The boy was too shy. Jeb hoped Kevin would get over his shyness. From the looks of it, he needed a man in his life. Jeb’s thoughts shifted to Amanda Crockett and her broken engagement. He could hear the hurt in her voice and he knew why she had taken Kevin. She would fight to keep him because he would be the only child in her life. The ex-fiancé was a real jerk, Jeb thought again.

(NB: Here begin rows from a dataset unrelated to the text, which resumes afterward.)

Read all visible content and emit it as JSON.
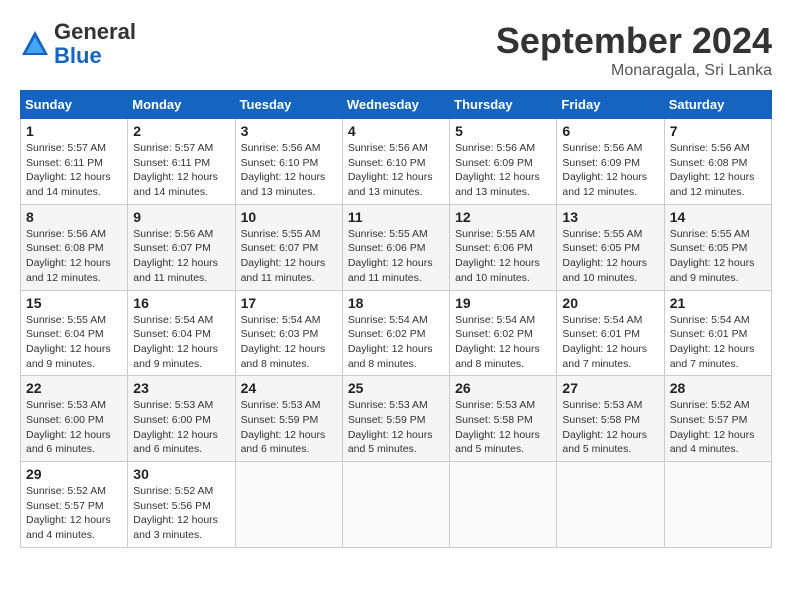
{
  "header": {
    "logo_line1": "General",
    "logo_line2": "Blue",
    "month": "September 2024",
    "location": "Monaragala, Sri Lanka"
  },
  "weekdays": [
    "Sunday",
    "Monday",
    "Tuesday",
    "Wednesday",
    "Thursday",
    "Friday",
    "Saturday"
  ],
  "weeks": [
    [
      {
        "day": "1",
        "info": "Sunrise: 5:57 AM\nSunset: 6:11 PM\nDaylight: 12 hours\nand 14 minutes."
      },
      {
        "day": "2",
        "info": "Sunrise: 5:57 AM\nSunset: 6:11 PM\nDaylight: 12 hours\nand 14 minutes."
      },
      {
        "day": "3",
        "info": "Sunrise: 5:56 AM\nSunset: 6:10 PM\nDaylight: 12 hours\nand 13 minutes."
      },
      {
        "day": "4",
        "info": "Sunrise: 5:56 AM\nSunset: 6:10 PM\nDaylight: 12 hours\nand 13 minutes."
      },
      {
        "day": "5",
        "info": "Sunrise: 5:56 AM\nSunset: 6:09 PM\nDaylight: 12 hours\nand 13 minutes."
      },
      {
        "day": "6",
        "info": "Sunrise: 5:56 AM\nSunset: 6:09 PM\nDaylight: 12 hours\nand 12 minutes."
      },
      {
        "day": "7",
        "info": "Sunrise: 5:56 AM\nSunset: 6:08 PM\nDaylight: 12 hours\nand 12 minutes."
      }
    ],
    [
      {
        "day": "8",
        "info": "Sunrise: 5:56 AM\nSunset: 6:08 PM\nDaylight: 12 hours\nand 12 minutes."
      },
      {
        "day": "9",
        "info": "Sunrise: 5:56 AM\nSunset: 6:07 PM\nDaylight: 12 hours\nand 11 minutes."
      },
      {
        "day": "10",
        "info": "Sunrise: 5:55 AM\nSunset: 6:07 PM\nDaylight: 12 hours\nand 11 minutes."
      },
      {
        "day": "11",
        "info": "Sunrise: 5:55 AM\nSunset: 6:06 PM\nDaylight: 12 hours\nand 11 minutes."
      },
      {
        "day": "12",
        "info": "Sunrise: 5:55 AM\nSunset: 6:06 PM\nDaylight: 12 hours\nand 10 minutes."
      },
      {
        "day": "13",
        "info": "Sunrise: 5:55 AM\nSunset: 6:05 PM\nDaylight: 12 hours\nand 10 minutes."
      },
      {
        "day": "14",
        "info": "Sunrise: 5:55 AM\nSunset: 6:05 PM\nDaylight: 12 hours\nand 9 minutes."
      }
    ],
    [
      {
        "day": "15",
        "info": "Sunrise: 5:55 AM\nSunset: 6:04 PM\nDaylight: 12 hours\nand 9 minutes."
      },
      {
        "day": "16",
        "info": "Sunrise: 5:54 AM\nSunset: 6:04 PM\nDaylight: 12 hours\nand 9 minutes."
      },
      {
        "day": "17",
        "info": "Sunrise: 5:54 AM\nSunset: 6:03 PM\nDaylight: 12 hours\nand 8 minutes."
      },
      {
        "day": "18",
        "info": "Sunrise: 5:54 AM\nSunset: 6:02 PM\nDaylight: 12 hours\nand 8 minutes."
      },
      {
        "day": "19",
        "info": "Sunrise: 5:54 AM\nSunset: 6:02 PM\nDaylight: 12 hours\nand 8 minutes."
      },
      {
        "day": "20",
        "info": "Sunrise: 5:54 AM\nSunset: 6:01 PM\nDaylight: 12 hours\nand 7 minutes."
      },
      {
        "day": "21",
        "info": "Sunrise: 5:54 AM\nSunset: 6:01 PM\nDaylight: 12 hours\nand 7 minutes."
      }
    ],
    [
      {
        "day": "22",
        "info": "Sunrise: 5:53 AM\nSunset: 6:00 PM\nDaylight: 12 hours\nand 6 minutes."
      },
      {
        "day": "23",
        "info": "Sunrise: 5:53 AM\nSunset: 6:00 PM\nDaylight: 12 hours\nand 6 minutes."
      },
      {
        "day": "24",
        "info": "Sunrise: 5:53 AM\nSunset: 5:59 PM\nDaylight: 12 hours\nand 6 minutes."
      },
      {
        "day": "25",
        "info": "Sunrise: 5:53 AM\nSunset: 5:59 PM\nDaylight: 12 hours\nand 5 minutes."
      },
      {
        "day": "26",
        "info": "Sunrise: 5:53 AM\nSunset: 5:58 PM\nDaylight: 12 hours\nand 5 minutes."
      },
      {
        "day": "27",
        "info": "Sunrise: 5:53 AM\nSunset: 5:58 PM\nDaylight: 12 hours\nand 5 minutes."
      },
      {
        "day": "28",
        "info": "Sunrise: 5:52 AM\nSunset: 5:57 PM\nDaylight: 12 hours\nand 4 minutes."
      }
    ],
    [
      {
        "day": "29",
        "info": "Sunrise: 5:52 AM\nSunset: 5:57 PM\nDaylight: 12 hours\nand 4 minutes."
      },
      {
        "day": "30",
        "info": "Sunrise: 5:52 AM\nSunset: 5:56 PM\nDaylight: 12 hours\nand 3 minutes."
      },
      {
        "day": "",
        "info": ""
      },
      {
        "day": "",
        "info": ""
      },
      {
        "day": "",
        "info": ""
      },
      {
        "day": "",
        "info": ""
      },
      {
        "day": "",
        "info": ""
      }
    ]
  ]
}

Amanda Crockett. Jeb thought about the statistics the detective had brought him about her: parents deceased, only child, no family except an aunt, Maude Whitaker, and a cousin, Cherie Webster, twenty-eight years old, an audiologist, no men in her life, attends church each week, a large circle of friends, a broken engagement two years after college. Now he knew more—her perfume, whose scent lingered in his memory, her tenderness with Kevin, her full red lips and long slender legs, and that mass of unruly red hair that had to mean there was a less serious side to her. He had to admit that when they touched or looked into each other’s eyes, some fiery chemistry occurred. Sparks flew between them, and he suspected she didn’t want to feel any attraction, either, but in those moments, he had seen the change in the depths of her eyes, the sultry intensity. He had felt a tightening in his body, a sheer physical response to nothing more than that exchange of looks.

“Forget it,” he growled under his breath, trying to concentrate on the problems ahead.

When Jeb reached his ranch, a full moon spilled silver beams over the sprawling land. Feeling restless, he put the car next to his black pickup in the garage and began to walk, heading toward a pasture where some of his horses were. Two of them raised their heads and came to the fence near him. He stopped to talk to them, wishing he had brought an apple with him.

He moved on, knowing sleep wasn’t going to come. How would they divide their time with Kevin? Half a month with one parent, half with the other? Weeks with one, weekends with the other? They would have to go to court, get lawyers involved and get it all settled legally, and he dreaded the entire process. The disruption in Kevin’s life wouldn’t endear him to a man who had been a complete stranger until half past five this afternoon.

Jeb swore, striding fast, turning and going back to his house to get his running shoes. He switched on lights in his kitchen, which was big and roomy and had oak cabinets and stainless steel equipment. He thought about her tiny kitchen, remembering the times he had brushed against her. The lady sizzled effortlessly. She had an effect on him that set his pulse racing. “Think about something else,” he told himself.